I'M GOING TO BED (HINT: PROBABLY TRUE)

Date: 2009-11-30 01:30 pm (UTC)
From: [identity profile] tigerboat.livejournal.com
I SHOULD PUT A RUDE "NEED ADDRESS" NEXT TO YOU.

THAT ALL SOUNDS SO SUCKY i'm just gonna sit back here with a smug look on my face, knowing i never have to do that sort of thing

maybe they just liked your table because it had a HOT ANIME TEACHER and a SEXY OLD EATING LADY and...uh...you had a drink that...really was a drink? unf unf?

GOD ITS ANNOYING WHEN PEOPLE TAKE STUFF SERIOUSLY even people who've known me for a while still make the mistake though, haha. i'm just bad at humour.
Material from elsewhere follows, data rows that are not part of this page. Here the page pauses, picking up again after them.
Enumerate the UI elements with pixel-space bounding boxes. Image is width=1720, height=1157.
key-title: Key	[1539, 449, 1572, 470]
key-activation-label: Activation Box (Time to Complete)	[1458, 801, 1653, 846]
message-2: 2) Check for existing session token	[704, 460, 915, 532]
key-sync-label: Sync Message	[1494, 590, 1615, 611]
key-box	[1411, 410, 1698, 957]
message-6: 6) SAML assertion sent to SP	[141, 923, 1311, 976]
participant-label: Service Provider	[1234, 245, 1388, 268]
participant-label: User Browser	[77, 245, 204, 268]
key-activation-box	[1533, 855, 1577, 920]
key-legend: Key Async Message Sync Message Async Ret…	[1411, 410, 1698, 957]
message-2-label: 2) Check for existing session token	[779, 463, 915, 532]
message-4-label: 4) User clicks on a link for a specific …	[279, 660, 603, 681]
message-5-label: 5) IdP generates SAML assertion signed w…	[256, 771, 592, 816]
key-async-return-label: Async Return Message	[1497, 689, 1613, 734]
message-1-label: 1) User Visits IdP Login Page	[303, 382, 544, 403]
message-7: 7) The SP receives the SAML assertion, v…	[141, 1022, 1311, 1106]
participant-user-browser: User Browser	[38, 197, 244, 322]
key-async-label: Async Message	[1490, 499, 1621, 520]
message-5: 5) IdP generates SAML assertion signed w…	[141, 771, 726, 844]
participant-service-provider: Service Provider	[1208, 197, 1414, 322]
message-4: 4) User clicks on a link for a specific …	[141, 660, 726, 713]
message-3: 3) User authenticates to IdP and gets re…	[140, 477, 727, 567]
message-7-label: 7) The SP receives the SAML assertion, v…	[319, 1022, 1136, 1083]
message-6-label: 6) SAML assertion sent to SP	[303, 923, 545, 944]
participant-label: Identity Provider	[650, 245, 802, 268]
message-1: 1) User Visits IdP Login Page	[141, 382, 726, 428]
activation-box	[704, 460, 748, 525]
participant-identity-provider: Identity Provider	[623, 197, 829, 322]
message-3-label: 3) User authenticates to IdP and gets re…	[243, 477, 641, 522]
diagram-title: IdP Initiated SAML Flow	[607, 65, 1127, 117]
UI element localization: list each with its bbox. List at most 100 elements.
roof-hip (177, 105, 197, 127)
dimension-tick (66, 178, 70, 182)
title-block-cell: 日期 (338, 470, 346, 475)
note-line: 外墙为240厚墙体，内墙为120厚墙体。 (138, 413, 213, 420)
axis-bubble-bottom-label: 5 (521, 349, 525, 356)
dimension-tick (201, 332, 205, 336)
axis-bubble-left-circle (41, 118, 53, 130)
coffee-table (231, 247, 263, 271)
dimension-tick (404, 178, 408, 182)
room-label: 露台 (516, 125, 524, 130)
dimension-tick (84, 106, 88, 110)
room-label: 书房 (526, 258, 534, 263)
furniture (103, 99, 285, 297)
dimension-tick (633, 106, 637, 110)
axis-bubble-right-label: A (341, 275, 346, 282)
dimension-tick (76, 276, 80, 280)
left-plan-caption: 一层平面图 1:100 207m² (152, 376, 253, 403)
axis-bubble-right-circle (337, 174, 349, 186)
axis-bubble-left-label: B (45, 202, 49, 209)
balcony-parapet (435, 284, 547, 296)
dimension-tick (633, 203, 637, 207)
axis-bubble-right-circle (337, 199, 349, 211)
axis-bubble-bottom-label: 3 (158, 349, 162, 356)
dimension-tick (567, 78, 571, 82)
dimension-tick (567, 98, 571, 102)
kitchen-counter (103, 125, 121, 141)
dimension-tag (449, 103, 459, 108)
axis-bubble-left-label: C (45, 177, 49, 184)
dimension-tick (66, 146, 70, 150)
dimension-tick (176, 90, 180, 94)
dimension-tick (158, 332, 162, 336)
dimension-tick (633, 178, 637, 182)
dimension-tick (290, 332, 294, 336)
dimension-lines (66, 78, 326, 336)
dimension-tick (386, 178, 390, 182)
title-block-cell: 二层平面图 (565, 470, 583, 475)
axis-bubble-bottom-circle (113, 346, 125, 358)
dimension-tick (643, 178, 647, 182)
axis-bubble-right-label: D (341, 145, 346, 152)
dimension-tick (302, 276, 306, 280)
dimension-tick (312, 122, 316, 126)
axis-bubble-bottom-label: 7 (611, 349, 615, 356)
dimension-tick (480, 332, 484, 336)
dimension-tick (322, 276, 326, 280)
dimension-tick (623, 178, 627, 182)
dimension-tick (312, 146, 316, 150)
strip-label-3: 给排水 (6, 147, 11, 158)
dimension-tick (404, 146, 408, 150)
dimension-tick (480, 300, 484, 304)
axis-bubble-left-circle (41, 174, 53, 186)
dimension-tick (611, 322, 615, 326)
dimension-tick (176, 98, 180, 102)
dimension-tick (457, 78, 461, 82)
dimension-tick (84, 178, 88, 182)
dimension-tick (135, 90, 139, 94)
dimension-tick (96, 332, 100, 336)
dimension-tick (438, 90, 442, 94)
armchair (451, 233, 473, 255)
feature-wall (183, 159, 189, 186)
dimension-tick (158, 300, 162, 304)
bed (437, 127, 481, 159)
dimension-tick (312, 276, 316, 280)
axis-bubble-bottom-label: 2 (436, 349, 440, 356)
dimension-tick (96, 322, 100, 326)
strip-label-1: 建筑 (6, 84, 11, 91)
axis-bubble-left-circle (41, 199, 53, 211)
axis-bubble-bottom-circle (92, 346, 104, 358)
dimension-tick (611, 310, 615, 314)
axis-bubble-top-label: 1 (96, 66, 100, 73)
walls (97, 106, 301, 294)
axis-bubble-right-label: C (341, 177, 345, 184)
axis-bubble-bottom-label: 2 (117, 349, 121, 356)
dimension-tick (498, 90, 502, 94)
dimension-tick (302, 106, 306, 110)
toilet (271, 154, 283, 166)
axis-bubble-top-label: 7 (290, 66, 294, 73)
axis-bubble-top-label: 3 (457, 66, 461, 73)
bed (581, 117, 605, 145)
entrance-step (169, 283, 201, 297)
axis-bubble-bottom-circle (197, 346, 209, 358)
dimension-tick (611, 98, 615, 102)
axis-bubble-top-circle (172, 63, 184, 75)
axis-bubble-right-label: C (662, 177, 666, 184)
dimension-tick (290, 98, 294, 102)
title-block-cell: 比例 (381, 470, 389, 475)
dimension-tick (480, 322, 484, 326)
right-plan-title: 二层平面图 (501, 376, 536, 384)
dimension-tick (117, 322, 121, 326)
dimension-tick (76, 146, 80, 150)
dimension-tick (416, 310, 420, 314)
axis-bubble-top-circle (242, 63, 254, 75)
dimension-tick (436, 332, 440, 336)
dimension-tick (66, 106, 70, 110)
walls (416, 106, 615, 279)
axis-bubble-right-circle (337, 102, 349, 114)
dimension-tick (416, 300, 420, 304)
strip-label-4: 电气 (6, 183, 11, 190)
WTF THAT why are they making such a big deal about three gender choices that doesn't even make sense. I DON'T GET PEOPLE HOW DOES IT DO ANY HARM<ASJDKLASDJsdksdl

Date: 2009-12-01 02:26 am (UTC)
From: [identity profile] doxinator.livejournal.com
I KEEP FORGETTING TO BUG MOM

i actually didn't mind any of it (aside from sarah, but i was over it the next day). a sense of humor is a lifesaver when it comes to this stuff; even when i had that horrible pinched nerve, i still just laughed about it (i'm glad life isn't like oregon trail anymore because i would manage to break my leg somehow within the two miles). and the thanksgiving prayer was one of the funniest things that's happened to me in a long time, and, to me, sounds like it could be a zany scene in a movie or something. DESPITE ALL MY WHINING ABOUT FAMILY REUNIONS, I REALLY DO LOOK FORWARD TO SEEING THE WEIRD STUFF THAT ALWAYS MANAGES TO HAPPEN WHEN WE HAVE THEM

THEY PROBABLY JUST LIKED US BECAUSE WE WERE A BIG GROUP OR SOMETHING
it's ~*~*~*~wet~*~*~*~*~

UGH I KNOWWWW
it's not like i expect people to pick up on every sarcastic thing i say but oh my god can they at least pick up on some of them
is it because i'm young, is that why people think i need their advice every time i so much as take a piss

BECAUSE IT'S EXPOSING EVERYONE'S INNOCENT BABBIES TO THE HORRORS OF GENDER CONFUSION
IF YOU'RE "QUESTIONING" THEN WELL THAT'S GOOD ENOUGH FOR THEM, THEY'LL GETCHA!!!!!